Unfortunately, there appears to be little evidence that other claims for the new governance system have been justified. For example, much of the anguish about the state of local government relates to electoral turnout. But using London Boroughs as an example the evidence from 2006 is not encouraging to the reformers. In Hackney, despite going to the same polling booths on the same day more people actually voted for their
councillors than for the Mayor. The Borough-wide turnout was 34.41% and the Mayoral vote just 32.24%. In Newham the turn-out was 34.41%, but in non-Mayoral votes on the same day Bexley managed 42.35%, Greenwich 35.81% and Richmond 51%. 

Wandsworth is an interesting example, which suggests a different explanation for differential turnouts. In Wandsworth turnout rose from 34% at its inception in 1964 to 49% in 1978 and then in the following four elections in 1982, 1986, 1990 and 1994 to 54%, 51%, 57% and 51%. However, the 1998, 2002 and 2006 elections have seen turnouts falling again to 40%, 30% and 34%. This exactly mirrors the very tight nature of the political contest in the 80s and the very much less closely fought battles since gentrification took strong hold. In other words, and unsurprisingly, people seem to have a greater tendency to vote when it looks likely to make a difference. 

A similar explanation might apply in Hackney. Although the disparity in figures is not very great, surely it is conceivable that the 2.17%, who voted for their councillor in Hackney wards but not for their Mayor, either did not know who the Mayor was or thought it a non-contest with Mayor Pipe certain to be returned to office.

So in practice neither turnout nor accountability has been improved by the introduction of the “Executive” Mayor. Indeed lack of Mayoral accountability is a major platform of the “Bring back democracy” campaign in Lewisham and the move to abolish the Mayor in Doncaster. Indeed on 27th February 2007 Doncaster Council responded to an 11,000 signature petition by voting for an abolition referendum, which is due to take place on 1st May this year.

Interestingly googling “remove mayors” brings up 705,000 results, including Doncaster and Lewisham but also many, many examples of electors trying to remove executive mayors in many of the United States and other places round the globe. The last remaining argument for the Mayoralty, used by Ken Livingstone and his supporters, is the claim that only the new Mayoral power enabled him to introduce the Congestion Charge. The philosophical basis of that argument, “the end justifies the means”, is so shallow as to be unworthy of Livingstone. But it also demeans his previous achievements. As Leader of the Greater London Council, with traditional local government powers, he was capable of introducing the equally radical and challenging Fares Fair policy, which had a similar and possibly greater impact than the Congestion

None of this is an argument to deny a vote to Ken on 1st May. If you believe, as I do, that Ken’s record has been overwhelmingly positive for London (despite his crazy dalliance with high rise developments!) then voting for him must be the correct move for a Londoner. The Conservative Party’s irresponsibility in putting forward Johnson as an alternative effectively robs the electorate of any real choice.

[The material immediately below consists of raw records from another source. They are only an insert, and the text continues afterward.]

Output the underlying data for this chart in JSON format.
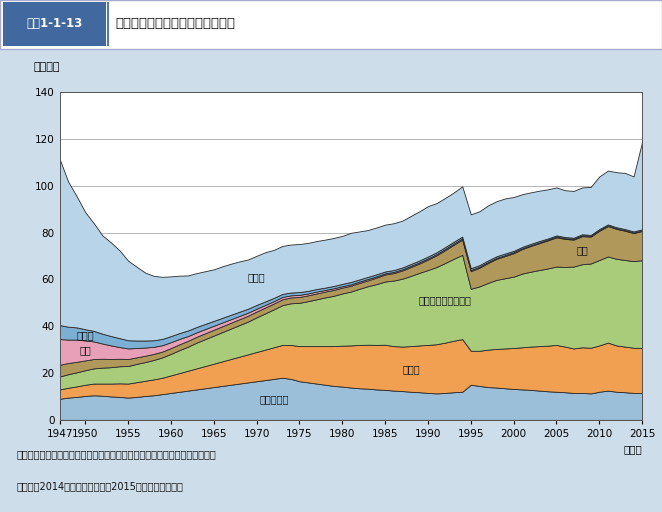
{
  "title_num": "図表1-1-13",
  "title_text": "主な死因別に見た死亡者数の推移",
  "ylabel": "（万人）",
  "xlabel": "（年）",
  "ylim": [
    0,
    140
  ],
  "years": [
    1947,
    1948,
    1949,
    1950,
    1951,
    1952,
    1953,
    1954,
    1955,
    1956,
    1957,
    1958,
    1959,
    1960,
    1961,
    1962,
    1963,
    1964,
    1965,
    1966,
    1967,
    1968,
    1969,
    1970,
    1971,
    1972,
    1973,
    1974,
    1975,
    1976,
    1977,
    1978,
    1979,
    1980,
    1981,
    1982,
    1983,
    1984,
    1985,
    1986,
    1987,
    1988,
    1989,
    1990,
    1991,
    1992,
    1993,
    1994,
    1995,
    1996,
    1997,
    1998,
    1999,
    2000,
    2001,
    2002,
    2003,
    2004,
    2005,
    2006,
    2007,
    2008,
    2009,
    2010,
    2011,
    2012,
    2013,
    2014,
    2015
  ],
  "series_order": [
    "脳血管疾患",
    "心疾患",
    "悪性新生物",
    "肺炎",
    "結核",
    "胃腸炎",
    "その他"
  ],
  "series": {
    "脳血管疾患": {
      "color": "#9cbfd9",
      "values": [
        9.0,
        9.5,
        9.8,
        10.2,
        10.5,
        10.3,
        10.0,
        9.8,
        9.5,
        9.8,
        10.2,
        10.5,
        11.0,
        11.5,
        12.0,
        12.5,
        13.0,
        13.5,
        14.0,
        14.5,
        15.0,
        15.5,
        16.0,
        16.5,
        17.0,
        17.5,
        18.0,
        17.5,
        16.5,
        16.0,
        15.5,
        15.0,
        14.5,
        14.2,
        13.8,
        13.5,
        13.3,
        13.0,
        12.8,
        12.5,
        12.3,
        12.0,
        11.8,
        11.5,
        11.3,
        11.5,
        11.8,
        12.0,
        15.0,
        14.5,
        14.0,
        13.8,
        13.5,
        13.2,
        13.0,
        12.8,
        12.5,
        12.2,
        12.0,
        11.8,
        11.5,
        11.5,
        11.3,
        12.0,
        12.5,
        12.0,
        11.8,
        11.5,
        11.4
      ]
    },
    "心疾患": {
      "color": "#f0a050",
      "values": [
        4.0,
        4.2,
        4.5,
        4.8,
        5.0,
        5.2,
        5.5,
        5.8,
        6.0,
        6.3,
        6.5,
        6.8,
        7.0,
        7.5,
        8.0,
        8.5,
        9.0,
        9.5,
        10.0,
        10.5,
        11.0,
        11.5,
        12.0,
        12.5,
        13.0,
        13.5,
        14.0,
        14.5,
        15.0,
        15.5,
        16.0,
        16.5,
        17.0,
        17.5,
        18.0,
        18.5,
        18.8,
        19.0,
        19.3,
        19.0,
        19.0,
        19.5,
        20.0,
        20.5,
        21.0,
        21.5,
        22.0,
        22.5,
        14.5,
        15.0,
        16.0,
        16.5,
        17.0,
        17.5,
        18.0,
        18.5,
        19.0,
        19.5,
        20.0,
        19.5,
        19.0,
        19.5,
        19.5,
        19.8,
        20.5,
        19.8,
        19.5,
        19.3,
        19.3
      ]
    },
    "悪性新生物": {
      "color": "#a8cc7a",
      "values": [
        5.5,
        5.8,
        6.0,
        6.2,
        6.5,
        6.8,
        7.0,
        7.3,
        7.5,
        7.8,
        8.0,
        8.3,
        8.7,
        9.2,
        9.8,
        10.3,
        11.0,
        11.5,
        12.0,
        12.5,
        13.0,
        13.5,
        14.0,
        14.8,
        15.5,
        16.2,
        17.0,
        17.8,
        18.5,
        19.2,
        20.0,
        20.8,
        21.5,
        22.3,
        23.0,
        24.0,
        25.0,
        26.0,
        27.0,
        28.0,
        29.0,
        30.0,
        31.0,
        32.0,
        33.0,
        34.0,
        35.0,
        36.0,
        26.5,
        27.5,
        28.5,
        29.5,
        30.0,
        30.5,
        31.5,
        32.0,
        32.5,
        33.0,
        33.5,
        34.0,
        35.0,
        35.5,
        36.0,
        36.5,
        36.8,
        37.0,
        37.0,
        37.0,
        37.5
      ]
    },
    "肺炎": {
      "color": "#b0975a",
      "values": [
        5.0,
        4.8,
        4.5,
        4.2,
        4.0,
        3.8,
        3.5,
        3.2,
        3.0,
        2.8,
        2.7,
        2.6,
        2.5,
        2.5,
        2.5,
        2.5,
        2.5,
        2.5,
        2.5,
        2.5,
        2.5,
        2.5,
        2.5,
        2.5,
        2.5,
        2.5,
        2.5,
        2.5,
        2.5,
        2.5,
        2.5,
        2.5,
        2.5,
        2.5,
        2.5,
        2.5,
        2.5,
        2.8,
        3.0,
        3.2,
        3.5,
        3.8,
        4.0,
        4.5,
        5.0,
        5.5,
        6.0,
        6.5,
        7.5,
        8.0,
        8.5,
        9.0,
        9.5,
        10.0,
        10.5,
        11.0,
        11.5,
        12.0,
        12.5,
        12.0,
        11.5,
        12.0,
        11.5,
        12.5,
        13.0,
        12.8,
        12.5,
        12.0,
        12.5
      ]
    },
    "結核": {
      "color": "#e8a0b8",
      "values": [
        11.0,
        10.0,
        9.5,
        8.5,
        7.5,
        6.5,
        5.8,
        5.0,
        4.5,
        4.0,
        3.5,
        3.0,
        2.7,
        2.5,
        2.3,
        2.0,
        1.9,
        1.8,
        1.7,
        1.6,
        1.5,
        1.4,
        1.3,
        1.2,
        1.1,
        1.0,
        1.0,
        0.9,
        0.9,
        0.8,
        0.8,
        0.7,
        0.7,
        0.6,
        0.6,
        0.6,
        0.6,
        0.5,
        0.5,
        0.5,
        0.5,
        0.5,
        0.5,
        0.5,
        0.5,
        0.5,
        0.5,
        0.5,
        0.5,
        0.4,
        0.4,
        0.4,
        0.4,
        0.4,
        0.3,
        0.3,
        0.3,
        0.3,
        0.3,
        0.3,
        0.3,
        0.3,
        0.2,
        0.2,
        0.2,
        0.2,
        0.2,
        0.2,
        0.2
      ]
    },
    "胃腸炎": {
      "color": "#7bafd4",
      "values": [
        6.0,
        5.5,
        5.2,
        4.8,
        4.5,
        4.2,
        4.0,
        3.8,
        3.5,
        3.2,
        3.0,
        2.8,
        2.7,
        2.6,
        2.5,
        2.4,
        2.3,
        2.2,
        2.1,
        2.0,
        1.9,
        1.8,
        1.7,
        1.6,
        1.5,
        1.4,
        1.3,
        1.2,
        1.2,
        1.1,
        1.1,
        1.0,
        1.0,
        1.0,
        1.0,
        0.9,
        0.9,
        0.9,
        0.8,
        0.8,
        0.8,
        0.8,
        0.8,
        0.8,
        0.8,
        0.8,
        0.8,
        0.8,
        0.8,
        0.7,
        0.7,
        0.7,
        0.7,
        0.6,
        0.6,
        0.6,
        0.6,
        0.5,
        0.5,
        0.5,
        0.5,
        0.5,
        0.5,
        0.5,
        0.5,
        0.5,
        0.5,
        0.5,
        0.5
      ]
    },
    "その他": {
      "color": "#b8d4e8",
      "values": [
        71.0,
        62.0,
        56.0,
        50.0,
        46.0,
        42.0,
        40.0,
        37.5,
        34.0,
        31.5,
        29.0,
        27.5,
        26.5,
        25.5,
        24.5,
        23.5,
        23.0,
        22.5,
        22.0,
        22.0,
        21.8,
        21.5,
        21.0,
        21.0,
        21.0,
        20.5,
        20.5,
        20.5,
        20.5,
        20.5,
        20.5,
        20.5,
        20.5,
        20.5,
        21.0,
        20.5,
        20.0,
        20.0,
        20.0,
        20.0,
        20.0,
        20.5,
        21.0,
        21.5,
        21.0,
        21.0,
        21.0,
        21.5,
        23.0,
        23.0,
        23.5,
        23.5,
        23.5,
        23.0,
        22.5,
        22.0,
        21.5,
        21.0,
        20.5,
        20.0,
        20.0,
        20.0,
        20.5,
        22.5,
        23.0,
        23.5,
        24.0,
        23.5,
        37.5
      ]
    }
  },
  "anno_params": [
    [
      0,
      "脳血管疾患",
      26,
      1972
    ],
    [
      1,
      "心疾患",
      41,
      1988
    ],
    [
      2,
      "悪性新生物（がん）",
      46,
      1992
    ],
    [
      3,
      "肺炎",
      62,
      2008
    ],
    [
      4,
      "結核",
      3,
      1950
    ],
    [
      5,
      "胃腸炎",
      3,
      1950
    ],
    [
      6,
      "その他",
      24,
      1970
    ]
  ],
  "source_text": "資料：厚生労働省政策統括官付人口動態・保健社会統計室「人口動態統計」",
  "note_text": "（注）　2014年までは確定数、2015年は概数である。",
  "bg_color": "#cddde9",
  "plot_bg_color": "#ffffff",
  "header_num_bg": "#4169a0",
  "header_text_bg": "#ffffff",
  "xticks": [
    1947,
    1950,
    1955,
    1960,
    1965,
    1970,
    1975,
    1980,
    1985,
    1990,
    1995,
    2000,
    2005,
    2010,
    2015
  ],
  "yticks": [
    0,
    20,
    40,
    60,
    80,
    100,
    120,
    140
  ]
}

However, personal power on the scale of the London Mayor’s would be enough to turn the character of a saint. It is, therefore, incumbent upon politicians, of all persuasions, to resist the introduction of any more Executive Mayors, to reform the Greater London Authority’s constitution, to restrain the Mayor’s role and to give real power and influence to its members. Politics is and should be a pluralist process, and emphatically not an elective dictatorship.